Moody’s based its decision on an expected increase in container traffic and the fact that DP World focuses primarily on origin and destination ports, which are less vulnerable to cyclical downturns than transhipment ports.
Moody’s saw an escalation in the US-China trade war creating “significant uncertainty” for the container shipping industry at large, but found that DP World’s direct exposure in the Far East will be “limited” as it operates two ports in the region.
The upgrade, which is from Baa2 to Baa1, is an improvement in Moody’s rankings of moderate credit risk, and moves the Dubai-based terminal operator closer to the next notch up of A3, which is low credit risk.
DP World’s evaluation comes after an increase of 6% in its 2018 first half volume on 24 July, with every region in which it operates enjoying growth.

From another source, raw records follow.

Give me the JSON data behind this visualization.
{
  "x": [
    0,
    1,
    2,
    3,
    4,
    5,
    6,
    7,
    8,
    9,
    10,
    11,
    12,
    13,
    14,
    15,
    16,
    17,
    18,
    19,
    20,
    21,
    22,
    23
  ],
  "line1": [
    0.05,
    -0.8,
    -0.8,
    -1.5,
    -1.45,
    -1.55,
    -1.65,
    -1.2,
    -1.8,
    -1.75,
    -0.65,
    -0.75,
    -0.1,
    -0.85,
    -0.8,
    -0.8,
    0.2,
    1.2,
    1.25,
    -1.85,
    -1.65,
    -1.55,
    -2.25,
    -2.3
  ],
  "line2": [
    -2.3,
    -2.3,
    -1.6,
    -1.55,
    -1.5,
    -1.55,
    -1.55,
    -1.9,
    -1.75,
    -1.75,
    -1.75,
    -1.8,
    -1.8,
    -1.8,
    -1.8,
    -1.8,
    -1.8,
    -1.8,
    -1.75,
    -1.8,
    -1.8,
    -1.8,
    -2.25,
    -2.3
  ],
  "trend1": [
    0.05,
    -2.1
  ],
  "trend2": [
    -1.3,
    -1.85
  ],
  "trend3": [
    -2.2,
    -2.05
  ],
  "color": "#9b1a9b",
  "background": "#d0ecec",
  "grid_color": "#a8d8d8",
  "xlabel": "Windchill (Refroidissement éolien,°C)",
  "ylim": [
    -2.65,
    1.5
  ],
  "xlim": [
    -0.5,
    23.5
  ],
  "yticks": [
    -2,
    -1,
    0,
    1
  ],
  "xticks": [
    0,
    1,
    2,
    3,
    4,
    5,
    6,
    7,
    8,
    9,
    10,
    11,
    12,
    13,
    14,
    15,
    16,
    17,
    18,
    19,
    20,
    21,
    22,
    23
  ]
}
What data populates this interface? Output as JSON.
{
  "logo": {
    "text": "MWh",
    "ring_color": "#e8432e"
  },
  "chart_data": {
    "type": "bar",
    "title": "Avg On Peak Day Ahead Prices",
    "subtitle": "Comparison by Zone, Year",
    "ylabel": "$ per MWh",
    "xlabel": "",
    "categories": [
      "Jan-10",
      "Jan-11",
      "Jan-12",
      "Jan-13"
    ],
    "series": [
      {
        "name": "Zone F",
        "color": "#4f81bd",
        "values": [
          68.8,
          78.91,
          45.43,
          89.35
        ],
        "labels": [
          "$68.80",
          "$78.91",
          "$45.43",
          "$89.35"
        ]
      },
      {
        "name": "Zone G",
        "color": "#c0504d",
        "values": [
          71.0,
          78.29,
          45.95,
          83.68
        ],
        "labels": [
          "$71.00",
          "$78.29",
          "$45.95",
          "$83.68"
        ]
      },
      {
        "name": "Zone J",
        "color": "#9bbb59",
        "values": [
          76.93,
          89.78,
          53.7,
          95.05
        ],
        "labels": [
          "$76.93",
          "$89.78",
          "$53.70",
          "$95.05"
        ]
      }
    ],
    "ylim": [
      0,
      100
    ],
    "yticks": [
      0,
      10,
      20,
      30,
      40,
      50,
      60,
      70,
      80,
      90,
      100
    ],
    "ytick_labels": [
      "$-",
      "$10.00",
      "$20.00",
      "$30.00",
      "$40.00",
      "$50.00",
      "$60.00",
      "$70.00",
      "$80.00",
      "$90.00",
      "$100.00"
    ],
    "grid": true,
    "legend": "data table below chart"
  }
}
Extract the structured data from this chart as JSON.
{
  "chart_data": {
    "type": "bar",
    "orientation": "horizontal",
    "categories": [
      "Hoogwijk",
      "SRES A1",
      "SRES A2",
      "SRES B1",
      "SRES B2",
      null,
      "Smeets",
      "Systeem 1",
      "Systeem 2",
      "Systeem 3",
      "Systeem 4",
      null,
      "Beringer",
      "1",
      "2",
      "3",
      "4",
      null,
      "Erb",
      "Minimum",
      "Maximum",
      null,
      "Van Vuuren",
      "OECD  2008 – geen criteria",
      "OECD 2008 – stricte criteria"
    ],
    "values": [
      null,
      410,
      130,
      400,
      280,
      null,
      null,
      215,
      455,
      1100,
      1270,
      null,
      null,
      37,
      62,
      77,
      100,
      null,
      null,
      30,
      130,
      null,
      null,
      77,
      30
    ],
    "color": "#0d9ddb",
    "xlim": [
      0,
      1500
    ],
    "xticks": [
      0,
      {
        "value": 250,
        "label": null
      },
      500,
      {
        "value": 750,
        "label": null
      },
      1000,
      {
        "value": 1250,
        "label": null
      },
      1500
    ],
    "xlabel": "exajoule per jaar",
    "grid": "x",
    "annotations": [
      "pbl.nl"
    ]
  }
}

The London Court of International Arbitration (LCIA) also ruled in its favour over the disputed Doraleh Container Terminal.
It also announced the acquisition of Europe’s largest container feeder and shortsea network Unifeeder for approximately USD $764 million acquisition on August 7, 2018.
Rehan Akbar, an analyst at Moody’s, commented on the upgrade: “Our decision to upgrade DP World's ratings reflects a strong track record in managing its business through industry cycles as well as achieving its growth ambitions, while maintaining a healthy financial profile.
“DP World's growing scale and geographic footprint has increased its business resilience which Moody's now sees as more appropriately reflected in the Baa1 rating.”